Representative FPGAs for DSP Processing
| FPGA |
# Usable Gates |
RAM Blocks (Kbits) |
System Clock (MHz) |
Function Blocks |
Comments |
| Altera APEX |
1.5 M (RAM based) |
442.3 Kbits |
200 MHz |
|
Mixed cells with PLD logic, LUT-based logic |
| Atmel FPSLIC |
40 K (RAM based) |
18.4 K |
8-bit uP
36 KB I & D SRAM
uP peripherals |
|
SOC with CPU, memory, & reconfigurable FPGA LOGIC |
| QuickLogic QuickDSP |
660 K (antifuse) |
82.9 Kbits Dual-Ported |
400 MHz |
18 ECU (8-bit Adder, 16-bit MPY/MAC) |
Flow-thru arch w layers:
RAM
CLB
FPGA logic
RAM |
| Xilinx Vertex I |
1.124 M (RAM based) |
131 Kbits |
200 MHz |
|
RAM based, opens underlying LUTs, logic to use |
| Xilinx Vertex II |
10 M (RAM based) |
262 Kbits |
200 MHz |
|
1.5 V CMOS
0.12 transistor
8-layer metal |
FPGA To DSP Tool Link
DSP system engineers targeting FPGA-based designs do not have to
roll their designs by hand or with mismatched tools. The DSP design
tools are now bridging or migrating to the FPGA design base. The
connection is now solid between top level DSP design and FPGA DSP
function implementation.
MathWorks, the leading vendor of DSP algorithm design tools, has
linked up with FPGAs. Its MATLAB tools, which many DSP developers
use to create and test their algorithms, are now integrated with
the FPGA vendor toolsets. For example, MathWorks has in conjunction
with Xilinx, brought out its Xilinx System Generator. This tool
bridges between the System Design Domain (MATLAB and Simulink), and
the Hardware Design Domain (HDL design, hardware simulation,
synthesis/placement/routing, and timing verification).

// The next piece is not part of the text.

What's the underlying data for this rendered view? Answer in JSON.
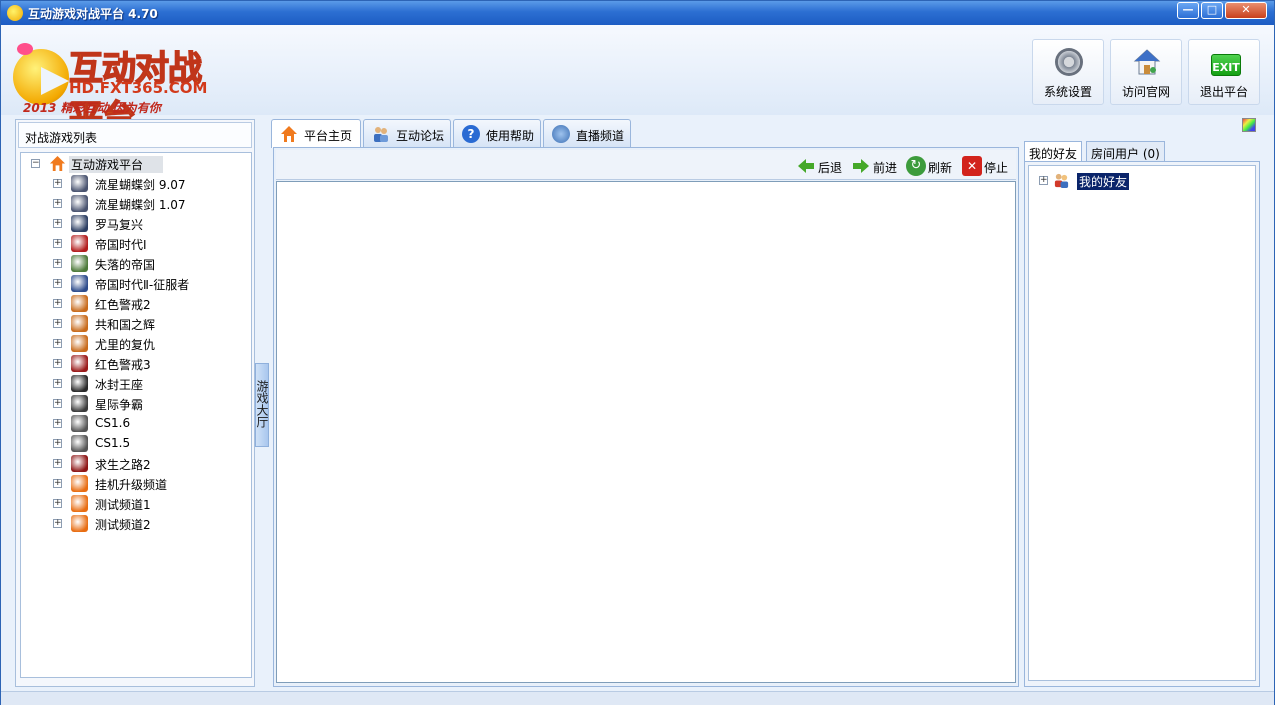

The Xilinx System Generator provides a link and a feedback path
between the two domains, between system and algorithm design and
FPGA hardware implementation. The tool automatically calls the
Xilinx CORE generator and maps the MATLAB design into FPGA terms.
This tool implements fully parameterized, high-performance LogiCORE
DSP cores for the Xilinx FPGAs. These cores are implemented in FPGA
logic cells, both at the logic level and at the inner cell LUT
level (using the FPGA's internal logic mapping resources).
Designers can build a fully DSP system and then automatically
generate a HDL representation that is compatible with the Xilinx
FPGA architecture. Designs can be generated from the MATLAB side or
HDL-based designs can be pushed up to the MATLAB interface for
algorithm development and checking. The Xilinx DSP System Generator
will be available from Xilinx in the 4Q00.